Пуговица, или серебряные часы с ключиком - Вельм Альфред. Страница 29
— Чего ты еще думаешь? — спросила фрау Сагорайт.
— Нет, фрау Сагорайт, не поеду я. Он капиталист.
— Он что?.. Ах да, разумеется… — И все же она продолжала уговаривать мальчика. Возможно, что они завтра уже будут в Вуппертале.
— Нет, нет, — сказал Генрих. Никуда он от дедушки Комарека не уедет.
Фрау Сагорайт перестала гладить лошадь, спросила:
— Что-нибудь передать барону фон Ошкенату?
— Привет от меня передайте, фрау Сагорайт.
— Ну, тогда до свиданья, Генрих.
— До свиданья, фрау Сагорайт.
Он пустил Орлика рысью. В овсах остановился, сорвал несколько колосков. Лошадь прямо с его ладони губами подобрала зерна. Потом, когда он ехал уже через луг, он далеко впереди увидел мальчишку. Голова качалась из стороны в сторону, под мышкой — старый школьный ранец.
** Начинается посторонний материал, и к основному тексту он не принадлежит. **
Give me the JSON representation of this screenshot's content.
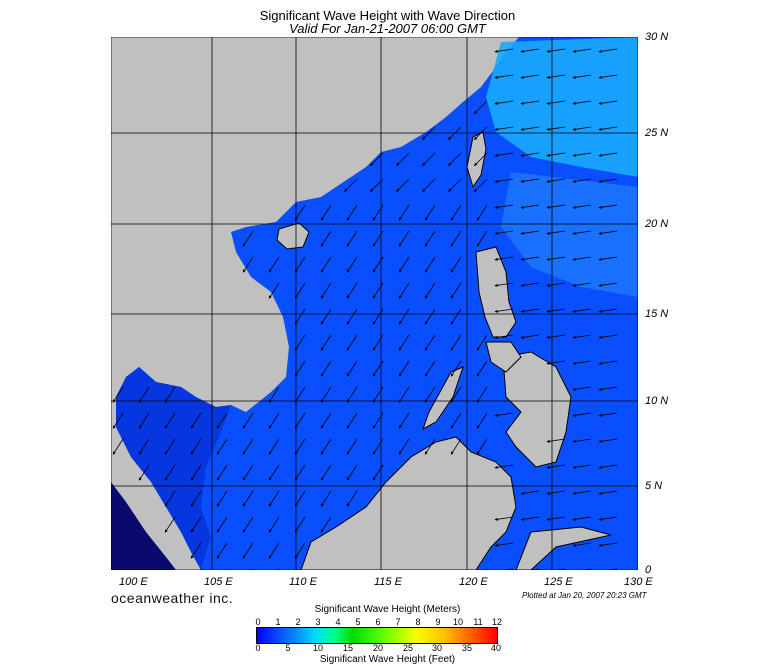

Генрих нагнал его и, когда был уже совсем близко, услышал, что мальчишка разговаривает сам с собой:
— Вот и будет тебе покой. Вот и будет…
— Это я, Отвин.
Отвин, только мельком взглянув на него, продолжает говорить сам с собой:
— Будет тебе, ведьма! Будет тебе, чего сама добивалась!.. — Слова эти Отвин выкрикивает сквозь слезы, плечи его дергаются от рыданий.
— Ты чего, Отвин?
Неожиданно Отвин останавливается, как будто только теперь заметил рядом верхового, и смотрит на Генриха красными от слез глазами.
Генрих соскочил. Они поздоровались за руку.
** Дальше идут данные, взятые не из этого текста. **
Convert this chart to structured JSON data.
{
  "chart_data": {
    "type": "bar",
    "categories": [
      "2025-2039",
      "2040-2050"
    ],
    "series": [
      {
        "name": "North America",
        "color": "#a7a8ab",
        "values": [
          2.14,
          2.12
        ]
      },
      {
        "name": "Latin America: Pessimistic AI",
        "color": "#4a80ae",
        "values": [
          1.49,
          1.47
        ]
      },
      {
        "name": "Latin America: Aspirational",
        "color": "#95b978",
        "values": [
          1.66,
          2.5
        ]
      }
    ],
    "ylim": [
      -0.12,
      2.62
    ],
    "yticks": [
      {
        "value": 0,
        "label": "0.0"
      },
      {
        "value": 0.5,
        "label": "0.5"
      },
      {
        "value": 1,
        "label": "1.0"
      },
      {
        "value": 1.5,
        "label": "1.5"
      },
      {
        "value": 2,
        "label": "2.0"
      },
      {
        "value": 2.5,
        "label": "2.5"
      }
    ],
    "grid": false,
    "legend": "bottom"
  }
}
— Проехался чуток, понимаешь? — говорит Генрих. Удивительно, только что Отвин плакал, а сейчас стоит, наклонив голову, и мечтательно смотрит вдаль…
— Это совсем твоя лошадь?
— Это Мишкина. Он мне подарил.
— Какая лохматая! Ух, какая лохматая! — Тонкие пальцы Отвина гладят и гладят гриву Орлика.
— Потому что это обозная лошадь, Отвин. А Гнедка ты знал? Вот уж был лохматый, не то что Орлик.
Шагом они поднялись на холм, огороженный для выгона скота.
На спуске к озеру растет яблонька. Она хотя и дикая, но крона у нее круглая и густая. В тени яблоньки лежат четыре гладких валуна. И еще палка. И дощечка. И помятая алюминиевая кастрюлька. На камнях — пятна краски.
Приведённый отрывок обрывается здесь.